- От Нанон! - вскричала принцесса, прочитав письмо. - Нанон здесь! Нанон предается в наши руки! Где Ленэ? Где герцог? Эй, кто-нибудь!
- Я готов исполнить всякое поручение вашего высочества, - сказал Барраба.
- Спешите на эспланаду, туда, где совершается казнь: скажите, чтоб они остановились! Но нет, вам не поверят!
Принцесса схватила перо, написала на письме: "Остановить казнь!" и отдала Барраба. Он бросился из комнаты.
- О, - прошептала виконтесса, - она любит его больше, чем я, и к несчастью для меня, ей будет он обязан жизнью.
Сраженная этой мыслью, она упала в кресло, - она, которая мужественно встречала все удары этого ужасного дня.
Между тем Барраба не терял ни секунды; он не сошел, а слетел с лестницы, вскочил на лошадь и во всю прыть поскакал на эспланаду.
Пока Барраба был во дворце, Ковиньяк поехал прямо в замок Тромпет. Тут под прикрытием ночи, надвинув широкую шляпу до самых глаз, что сделало его неузнаваемым, он расспросил сторожей, узнал о подробностях собственного своего побега и о той цене, которую Каноль заплатит за него.

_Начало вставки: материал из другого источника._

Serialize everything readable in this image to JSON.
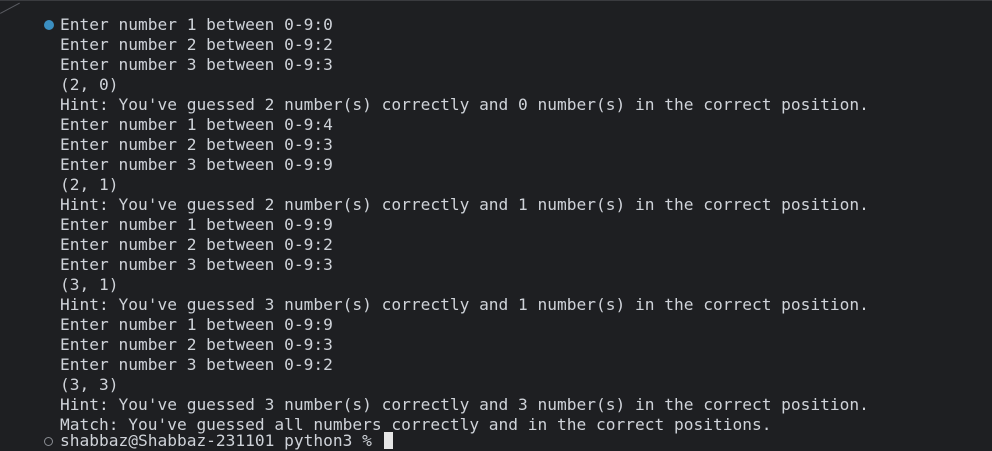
{
  "terminal": {
    "lines": [
      "Enter number 1 between 0-9:0",
      "Enter number 2 between 0-9:2",
      "Enter number 3 between 0-9:3",
      "(2, 0)",
      "Hint: You've guessed 2 number(s) correctly and 0 number(s) in the correct position.",
      "Enter number 1 between 0-9:4",
      "Enter number 2 between 0-9:3",
      "Enter number 3 between 0-9:9",
      "(2, 1)",
      "Hint: You've guessed 2 number(s) correctly and 1 number(s) in the correct position.",
      "Enter number 1 between 0-9:9",
      "Enter number 2 between 0-9:2",
      "Enter number 3 between 0-9:3",
      "(3, 1)",
      "Hint: You've guessed 3 number(s) correctly and 1 number(s) in the correct position.",
      "Enter number 1 between 0-9:9",
      "Enter number 2 between 0-9:3",
      "Enter number 3 between 0-9:2",
      "(3, 3)",
      "Hint: You've guessed 3 number(s) correctly and 3 number(s) in the correct position.",
      "Match: You've guessed all numbers correctly and in the correct positions."
    ],
    "prompt": "shabbaz@Shabbaz-231101 python3 % "
  },
  "colors": {
    "background": "#1e1f22",
    "text": "#cfd3d9",
    "run-indicator": "#3b8fc2"
  }
}
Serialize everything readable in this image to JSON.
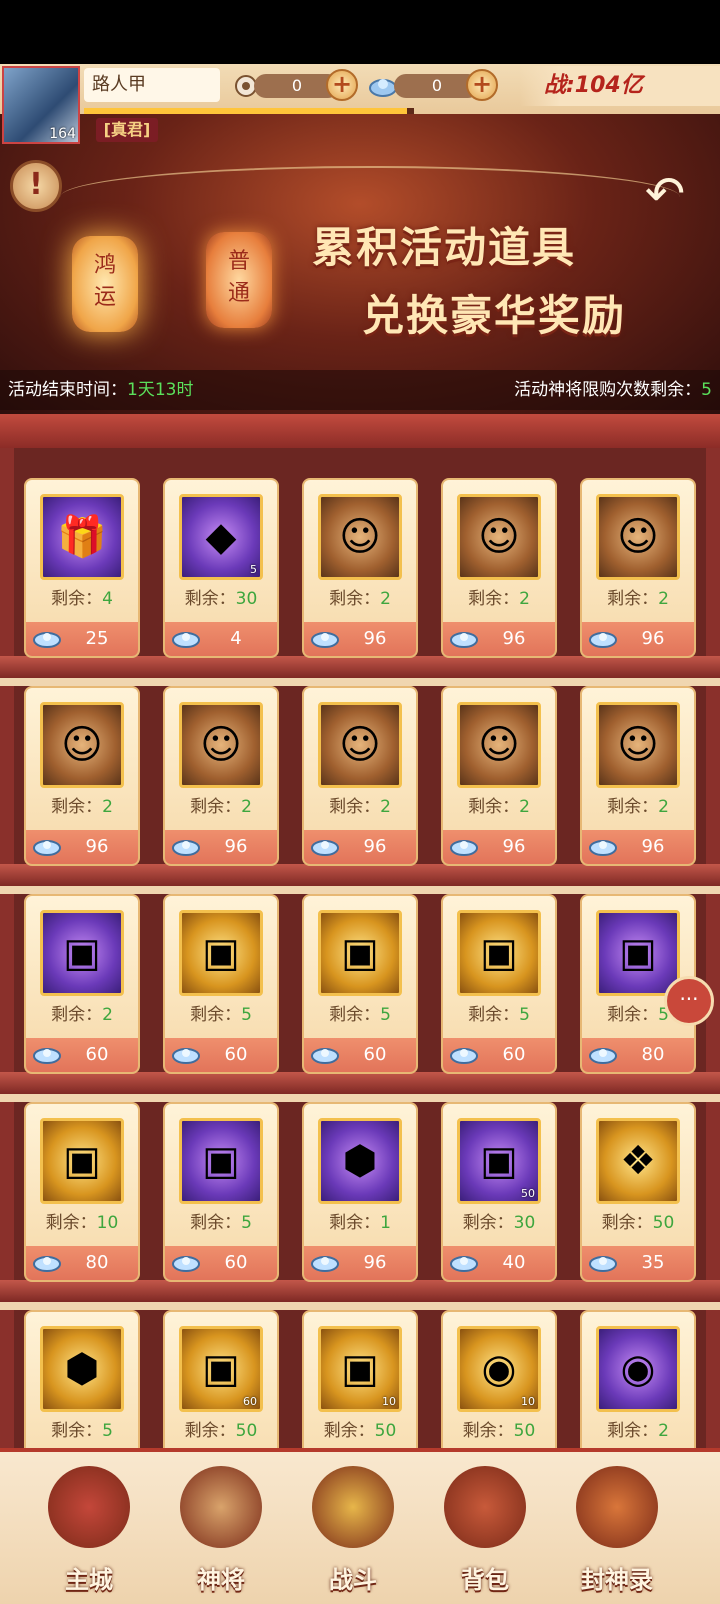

Затем инстинктивно, сам не зная, что делает, он поскакал на эспланаду, в бешенстве шпорил лошадь, гнал ее сквозь толпу, убивая и давя встречных.
Доскакав до эспланады, он увидел виселицу и закричал, но голос его был заглушен криками толпы, которую нарочно взбесил Каноль, чтобы она его растерзала.
В эту-то минуту Каноль заметил Ковиньяка, угадал его намерение и показал кивком головы, что рад видеть его.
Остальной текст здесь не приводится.